Always one to donate his time and energy, Sal played a leadership role in numerous volunteer and event planning activities including the St. Joseph Church Parish Council, Humarock Beach Association, Linden Ponds Retirement Community, and various State and Federal election fundraising causes.
He loved traveling throughout the world with family and friends. He enjoyed planning the trip as much as he did the trip itself. He would stay up late into the night determining where to go, where to stay, how to get around, what to see, and where to eat. In September 2015, at the age of 92, he embarked by himself on his last trip, a river boat cruise up the Mississippi River.

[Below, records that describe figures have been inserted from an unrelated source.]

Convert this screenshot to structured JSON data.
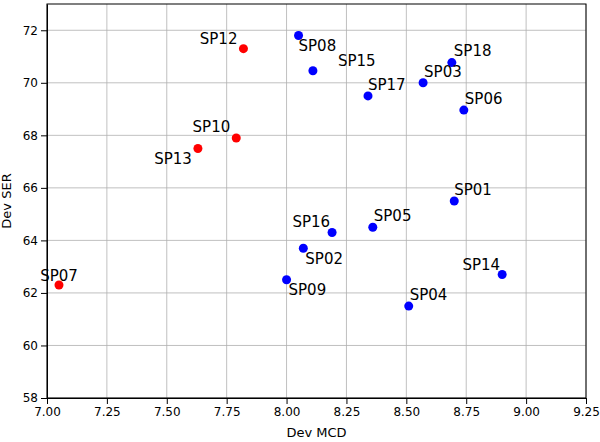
{
  "chart_data": {
    "type": "scatter",
    "x_label": "Dev MCD",
    "y_label": "Dev SER",
    "labels": [
      "SP12",
      "SP08",
      "SP15",
      "SP17",
      "SP03",
      "SP18",
      "SP06",
      "SP10",
      "SP13",
      "SP01",
      "SP16",
      "SP05",
      "SP02",
      "SP09",
      "SP14",
      "SP04",
      "SP07"
    ],
    "x": [
      7.82,
      8.05,
      8.11,
      8.34,
      8.57,
      8.69,
      8.74,
      7.79,
      7.63,
      8.7,
      8.19,
      8.36,
      8.07,
      8.0,
      8.9,
      8.51,
      7.05
    ],
    "values": [
      71.3,
      71.8,
      70.46,
      69.5,
      70.0,
      70.77,
      68.96,
      67.9,
      67.5,
      65.5,
      64.3,
      64.5,
      63.7,
      62.5,
      62.7,
      61.5,
      62.3
    ],
    "colors": [
      "#ff0000",
      "#0000ff",
      "#0000ff",
      "#0000ff",
      "#0000ff",
      "#0000ff",
      "#0000ff",
      "#ff0000",
      "#ff0000",
      "#0000ff",
      "#0000ff",
      "#0000ff",
      "#0000ff",
      "#0000ff",
      "#0000ff",
      "#0000ff",
      "#ff0000"
    ],
    "marker": "circle",
    "xlim": [
      7.0,
      9.25
    ],
    "xticks": [
      {
        "value": 7.0,
        "label": "7.00"
      },
      {
        "value": 7.25,
        "label": "7.25"
      },
      {
        "value": 7.5,
        "label": "7.50"
      },
      {
        "value": 7.75,
        "label": "7.75"
      },
      {
        "value": 8.0,
        "label": "8.00"
      },
      {
        "value": 8.25,
        "label": "8.25"
      },
      {
        "value": 8.5,
        "label": "8.50"
      },
      {
        "value": 8.75,
        "label": "8.75"
      },
      {
        "value": 9.0,
        "label": "9.00"
      },
      {
        "value": 9.25,
        "label": "9.25"
      }
    ],
    "ylim": [
      58,
      73
    ],
    "yticks": [
      58,
      60,
      62,
      64,
      66,
      68,
      70,
      72
    ],
    "grid": true
  }
}
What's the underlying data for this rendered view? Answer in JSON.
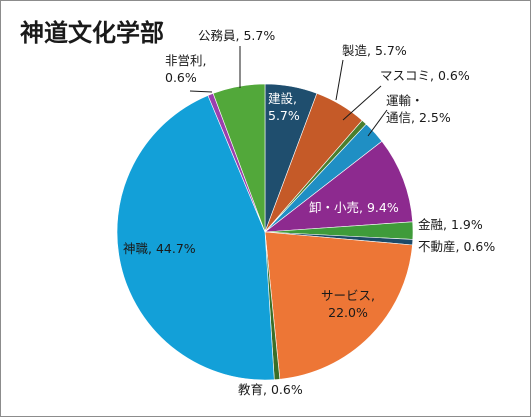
{
  "chart_data": {
    "type": "pie",
    "title": "神道文化学部",
    "start_angle_deg": 0,
    "direction": "clockwise",
    "slices": [
      {
        "label": "建設",
        "value_text": "5.7%",
        "value": 5.7,
        "color": "#1f4e6e"
      },
      {
        "label": "製造",
        "value_text": "5.7%",
        "value": 5.7,
        "color": "#c55a28"
      },
      {
        "label": "マスコミ",
        "value_text": "0.6%",
        "value": 0.6,
        "color": "#4a7f2e"
      },
      {
        "label": "運輸・通信",
        "value_text": "2.5%",
        "value": 2.5,
        "color": "#1f8fc4"
      },
      {
        "label": "卸・小売",
        "value_text": "9.4%",
        "value": 9.4,
        "color": "#8d2a8f"
      },
      {
        "label": "金融",
        "value_text": "1.9%",
        "value": 1.9,
        "color": "#3f9b3a"
      },
      {
        "label": "不動産",
        "value_text": "0.6%",
        "value": 0.6,
        "color": "#1c4a68"
      },
      {
        "label": "サービス",
        "value_text": "22.0%",
        "value": 22.0,
        "color": "#ed7636"
      },
      {
        "label": "教育",
        "value_text": "0.6%",
        "value": 0.6,
        "color": "#3a6e27"
      },
      {
        "label": "神職",
        "value_text": "44.7%",
        "value": 44.7,
        "color": "#13a0d8"
      },
      {
        "label": "非営利",
        "value_text": "0.6%",
        "value": 0.6,
        "color": "#9b3fae"
      },
      {
        "label": "公務員",
        "value_text": "5.7%",
        "value": 5.7,
        "color": "#52a83a"
      }
    ]
  }
}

Most of all, Sal enjoyed being around people no matter what the social setting. One of his favorite pastimes was to host friends at the family beach house in Humarock, MA where he shared a love for the seashore with his son, John. A day trip to the Mangano’s frequently included a boat excursion to dig for clams and pull lobster traps, picking fresh vegetables from the garden for that evening’s dinner, barbequing on the grill, and sitting around the table overlooking the ocean sipping home-made wine. On many an occasion, Sal would complete his day by “surgically” extracting the meat out of crabs late into the night in preparation of the next day’s dinner. His patience, commitment to the task, and love of tasty foods will serve as one of many enduring memories.
He is preceded in death by his beloved wife Anna, darling daughter, Dr. Mary Ellen Mangano, and his sister, Fortunata Mangano, formerly of Cambridge, MA . He is survived by: his two sons, Paul Mangano (Mary Ellen’s twin) of Basking Ridge, NJ and John Mangano of Scituate, MA; two daughters-in-law, Margaret Anne Gross Mangano and Shannon Ossman Mangano; two grandchildren, Stephanie and Mark; and his sister, Nancy Ferrara of Roseland, NJ. He also leaves behind a sister-in-law, two brother-in-laws, 10 nieces and nephews, and a host of friends, colleagues, and students who played very special roles in his life.
Funeral services are being arranged by the DeVito Funeral Home (761 Mt. Auburn Street, Watertown, MA). Relatives and friends are invited to visit from 5 pm to 8 pm on Monday, April 17 or from 8 am to 9:30 am on Tuesday, April 18. A Mass of Christian Burial will commence at 10 am on Wednesday morning at St. Joseph’s Church in Belmont; burial will follow at the Cambridge Cemetery. In lieu of flowers, gifts in memory of Dr. Salvatore Mangano can be made to the American Cancer Society, Alzheimer’s Association, or the Dr. Mary Ellen Mangano Scholarship Fund at Harvard University.